Favilla Guitars
- Industry: Manufacturing
- Headquarters: New York City, New York, United States
- Products: guitars, mandolins, banjos, ukuleles,, violins

= Favilla Guitars =

Favilla Guitars, Inc. was a family-run musical instrument company which produced quality string instruments for approximately 96 years until 1986. Originally called "Favilla Bros.", the company built guitars, mandolins, banjos, ukuleles, and violins.

==Company history==
Brothers John (ca. 1871–1956) and Joseph Favilla, after having emigrated from Italy to New York City, formed Favilla Bros. (or Favilla Brothers, predecessor to Favilla Guitars, Inc.) either in 1890 or 1894. By the 1920s, the company had expanded to over 50 employees. The company produced instruments in various New York locations, but around 1930 settled into the West 16th Street location where it would remain until 1959. At that time, Hercules (“Herk”) Favilla, son of John Favilla and a former vaudeville performer, took over the business and renamed it Favilla Guitars, Inc. Herk's older brother Frank had been running administrative affairs for the company since the late 1940s. John Favilla died in 1956, and when his son Herk took over in 1959, the company was moved to a larger facility in Brooklyn.

In 1965 the company relocated again, this time to Long Island. Around this time, guitar production peaked at 3,000-3,500 per year. Herk's son Tom (b. 1942) worked for the company, and in 1970 began importing guitars from Japan under the Favilla name. (These instruments can be distinguished by their having the Favilla name in script on the guitar, instead of the full Favilla crest.)

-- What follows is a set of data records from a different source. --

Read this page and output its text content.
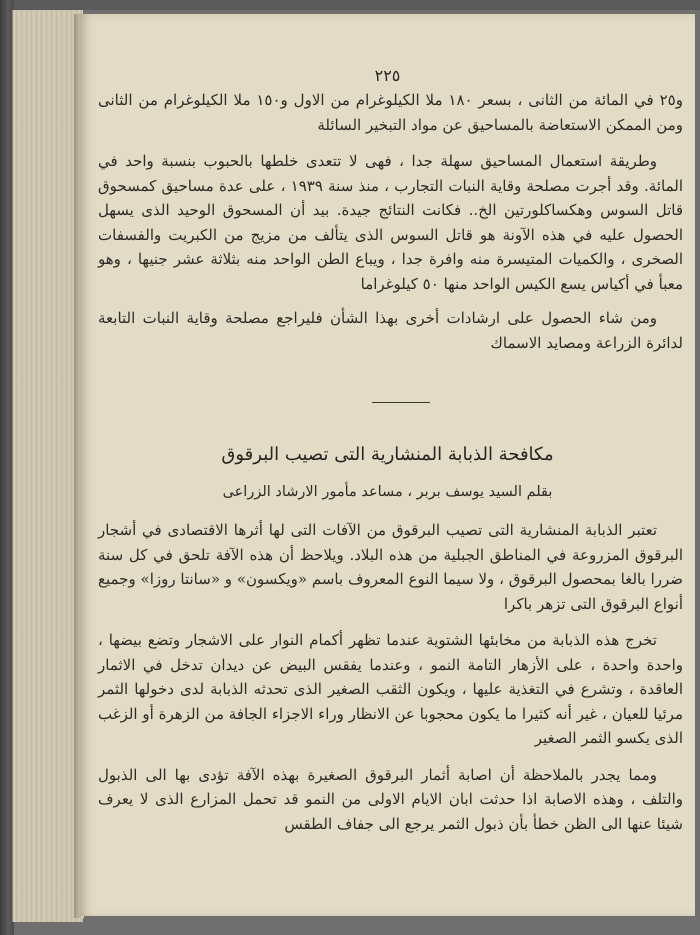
٢٢٥

و٢٥ في المائة من الثانى ، بسعر ١٨٠ ملا الكيلوغرام من الاول و١٥٠ ملا الكيلوغرام من الثانى ومن الممكن الاستعاضة بالمساحيق عن مواد التبخير السائلة

وطريقة استعمال المساحيق سهلة جدا ، فهى لا تتعدى خلطها بالحبوب بنسبة واحد في المائة. وقد أجرت مصلحة وقاية النبات التجارب ، منذ سنة ١٩٣٩ ، على عدة مساحيق كمسحوق قاتل السوس وهكساكلورتين الخ.. فكانت النتائج جيدة. بيد أن المسحوق الوحيد الذى يسهل الحصول عليه في هذه الآونة هو قاتل السوس الذى يتألف من مزيج من الكبريت والفسفات الصخرى ، والكميات المتيسرة منه وافرة جدا ، ويباع الطن الواحد منه بثلاثة عشر جنيها ، وهو معبأ في أكياس يسع الكيس الواحد منها ٥٠ كيلوغراما

ومن شاء الحصول على ارشادات أخرى بهذا الشأن فليراجع مصلحة وقاية النبات التابعة لدائرة الزراعة ومصايد الاسماك

مكافحة الذبابة المنشارية التى تصيب البرقوق
بقلم السيد يوسف بربر ، مساعد مأمور الارشاد الزراعى

تعتبر الذبابة المنشارية التى تصيب البرقوق من الآفات التى لها أثرها الاقتصادى في أشجار البرقوق المزروعة في المناطق الجبلية من هذه البلاد. ويلاحظ أن هذه الآفة تلحق في كل سنة ضررا بالغا بمحصول البرقوق ، ولا سيما النوع المعروف باسم «ويكسون» و «سانتا روزا» وجميع أنواع البرقوق التى تزهر باكرا

تخرج هذه الذبابة من مخابئها الشتوية عندما تظهر أكمام النوار على الاشجار وتضع بيضها ، واحدة واحدة ، على الأزهار التامة النمو ، وعندما يفقس البيض عن ديدان تدخل في الاثمار العاقدة ، وتشرع في التغذية عليها ، ويكون الثقب الصغير الذى تحدثه الذبابة لدى دخولها الثمر مرئيا للعيان ، غير أنه كثيرا ما يكون محجوبا عن الانظار وراء الاجزاء الجافة من الزهرة أو الزغب الذى يكسو الثمر الصغير

ومما يجدر بالملاحظة أن اصابة أثمار البرقوق الصغيرة بهذه الآفة تؤدى بها الى الذبول والتلف ، وهذه الاصابة اذا حدثت ابان الايام الاولى من النمو قد تحمل المزارع الذى لا يعرف شيئا عنها الى الظن خطأ بأن ذبول الثمر يرجع الى جفاف الطقس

Due to a shift in the guitar market from acoustic instruments to electric instruments, the Favilla company ceased production in 1973. However Herk and his son Tom continued building custom instruments until their retirements, in 1980 and 1986, respectively. They were often associated with the folk music revival of the 1960s. Artists like Bob Dylan and Pete Seeger, who were prominent figures in this movement, played Favilla guitars, contributing to the brand's popularity and association with folk music during that era.

== Instruments ==

Over almost a century, the Favilla family produced a wide range of instruments in America. Some of these bore names such as “Favilla Bros.”, “Favilla”, and “Marca Aquila.”

- Guitars (including classical, archtop, dreadnought including the 12-string F-12, and tenor)
- Mandolins (including “bowl back” and “flat back” models)
- Banjos
- Ukuleles (including “Teardrop” models, soprano, concert, tenor, baritone)
- Violins
- Other
  - Dulcet Guitarette
  - Wimbrola
  - Mandolin-banjo

== Publications ==
In the 1950s and 1960s Herk Favilla was involved with music publication as well. In 1951 he authored and published a two-volume baritone ukulele method, one volume for self-taught beginners, the other for students and professionals. He also published a collection of arranged guitar music in 1965.